Councilmember Nithya Raman has introduced a measure aimed at allowing voters to amend the tax this June, but the proposal has yet to gain traction among her colleagues. The urgency of the situation is clear; if the mansion tax is not amended soon, it risks being abolished altogether, which would be a setback for affordable housing initiatives in the city.

But Los Angeles is not alone in grappling with the affordable housing crisis. Nationwide, affordable rental units are becoming a larger share of new construction. In 2024, over 91,000 affordable rental units were completed in the U.S., marking the highest number in a decade. This growth is encouraging, especially as affordable units now account for nearly 14% of newly completed rental stock, up from just 9% a decade earlier.

Affordable housing is typically designated for individuals earning up to 80% of an area’s median income, with rents capped at 30% of their household income. For example, in Miami-Dade County, a single person earning $69,400 per year qualifies as earning 80% of the area’s median income, meaning their monthly rent should not exceed $1,735 to be considered affordable.

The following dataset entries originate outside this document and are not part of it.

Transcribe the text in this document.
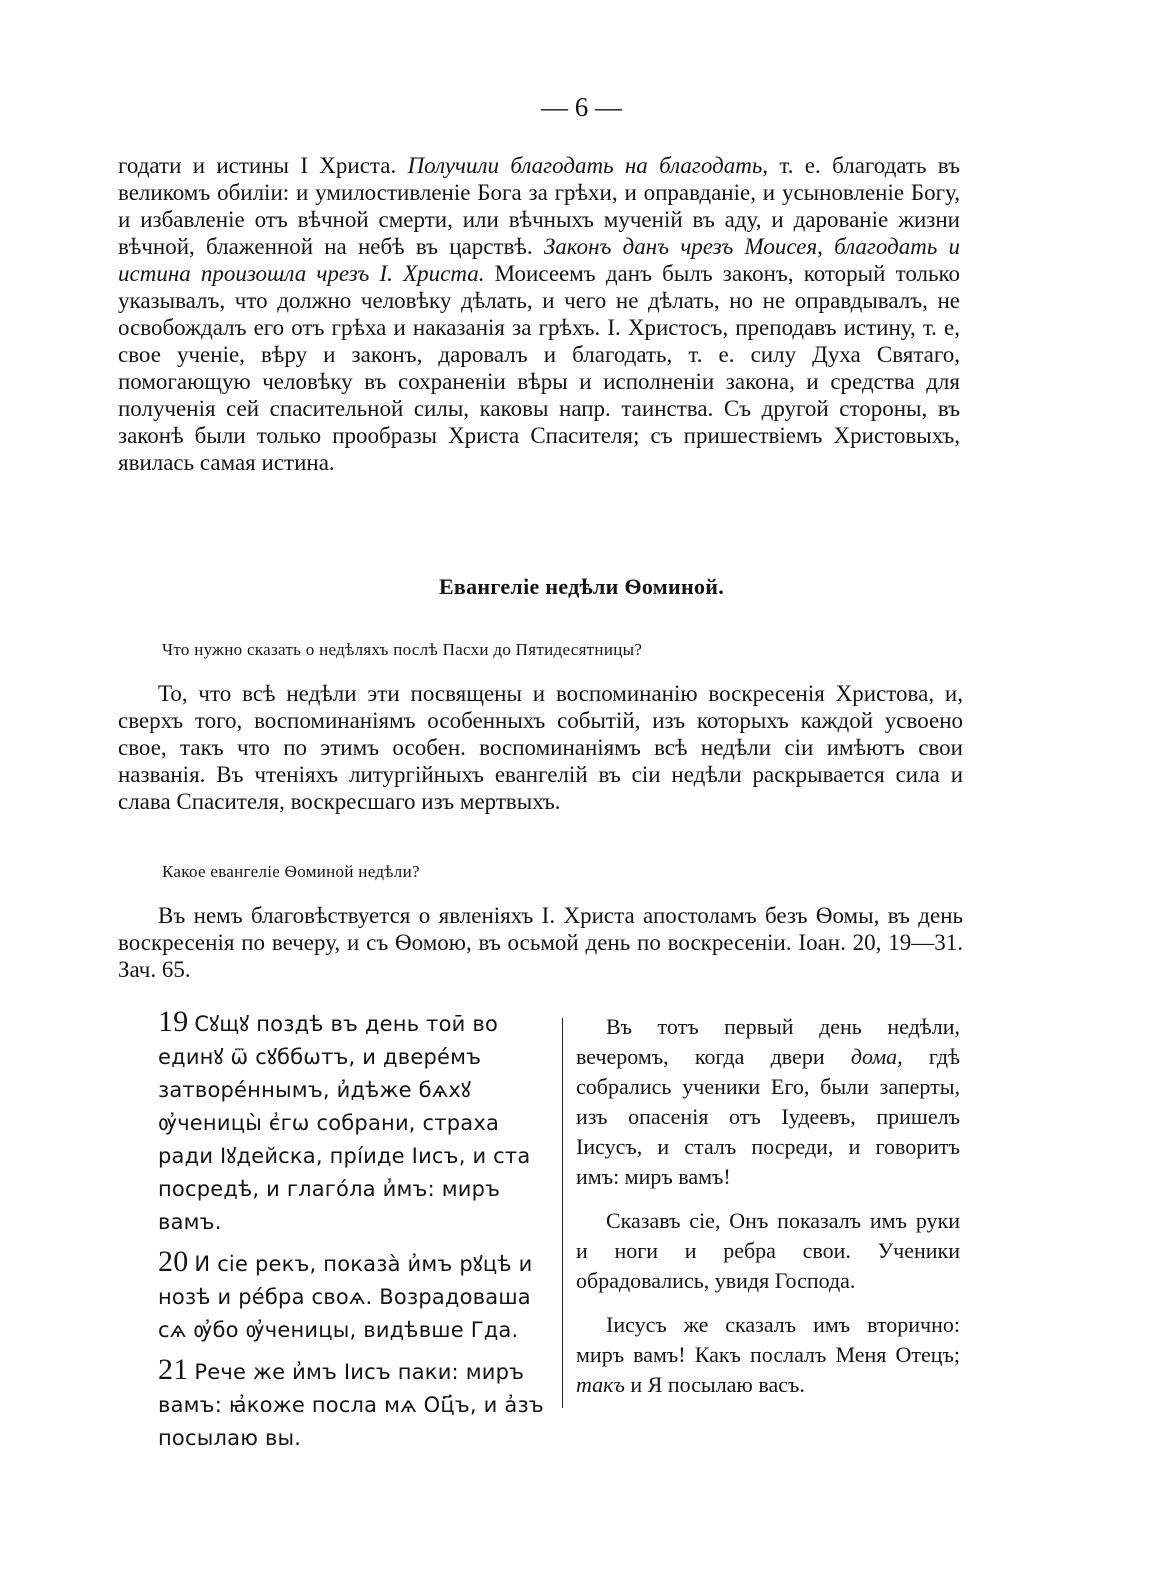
— 6 —
годати и истины I Христа. Получили благодать на благодать, т. е. благодать въ великомъ обиліи: и умилостивленіе Бога за грѣхи, и оправданіе, и усыновленіе Богу, и избавленіе отъ вѣчной смерти, или вѣчныхъ мученій въ аду, и дарованіе жизни вѣчной, блаженной на небѣ въ царствѣ. Законъ данъ чрезъ Моисея, благодать и истина произошла чрезъ I. Христа. Моисеемъ данъ былъ законъ, который только указывалъ, что должно человѣку дѣлать, и чего не дѣлать, но не оправдывалъ, не освобождалъ его отъ грѣха и наказанія за грѣхъ. I. Христосъ, преподавъ истину, т. е, свое ученіе, вѣру и законъ, даровалъ и благодать, т. е. силу Духа Святаго, помогающую человѣку въ сохраненіи вѣры и исполненіи закона, и средства для полученія сей спасительной силы, каковы напр. таинства. Съ другой стороны, въ законѣ были только прообразы Христа Спасителя; съ пришествіемъ Христовыхъ, явилась самая истина.
Евангеліе недѣли Ѳоминой.
Что нужно сказать о недѣляхъ послѣ Пасхи до Пятидесятницы?
То, что всѣ недѣли эти посвящены и воспоминанію воскресенія Христова, и, сверхъ того, воспоминаніямъ особенныхъ событій, изъ которыхъ каждой усвоено свое, такъ что по этимъ особен. воспоминаніямъ всѣ недѣли сіи имѣютъ свои названія. Въ чтеніяхъ литургійныхъ евангелій въ сіи недѣли раскрывается сила и слава Спасителя, воскресшаго изъ мертвыхъ.
Какое евангеліе Ѳоминой недѣли?
Въ немъ благовѣствуется о явленіяхъ I. Христа апостоламъ безъ Ѳомы, въ день воскресенія по вечеру, и съ Ѳомою, въ осьмой день по воскресеніи. Іоан. 20, 19—31. Зач. 65.
19 Сꙋщꙋ поздѣ въ день тоӣ во единꙋ ѿ сꙋббѡтъ, и двере́мъ затворе́ннымъ, и҆дѣже бѧхꙋ ѹ҆ченицы̀ є҆гѡ собрани, страха ради Іꙋдейска, прі́иде Іисъ, и ста посредѣ, и глаго́ла и҆мъ: миръ вамъ.
20 И сіе рекъ, показа̀ и҆мъ рꙋцѣ и нозѣ и ре́бра своѧ. Возрадоваша сѧ ѹ҆бо ѹ҆ченицы, видѣвше Гда.
21 Рече же и҆мъ Іисъ паки: миръ вамъ: ꙗ҆коже посла мѧ Оц҃ъ, и а҆зъ посылаю вы.

Въ тотъ первый день недѣли, вечеромъ, когда двери дома, гдѣ собрались ученики Его, были заперты, изъ опасенія отъ Іудеевъ, пришелъ Іисусъ, и сталъ посреди, и говоритъ имъ: миръ вамъ!

Сказавъ сіе, Онъ показалъ имъ руки и ноги и ребра свои. Ученики обрадовались, увидя Господа.

Іисусъ же сказалъ имъ вторично: миръ вамъ! Какъ послалъ Меня Отецъ; такъ и Я посылаю васъ.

This national trend highlights the need for continued investment in affordable housing, even as local policies like Los Angeles’ mansion tax face scrutiny. The disparity between the number of wealthy homeowners benefiting from tax breaks and the increasing number of individuals facing housing insecurity is a pressing issue that demands attention.

As the debate around the mansion tax continues, it’s clear that the city must find a balance between generating revenue from high-value real estate transactions and fostering an environment conducive to affordable housing construction. Advocates are urging city leaders to act swiftly before the window for meaningful reform closes. The stakes are high, not just for the city’s affluent residents, but for the thousands of Angelenos who rely on affordable housing as a lifeline.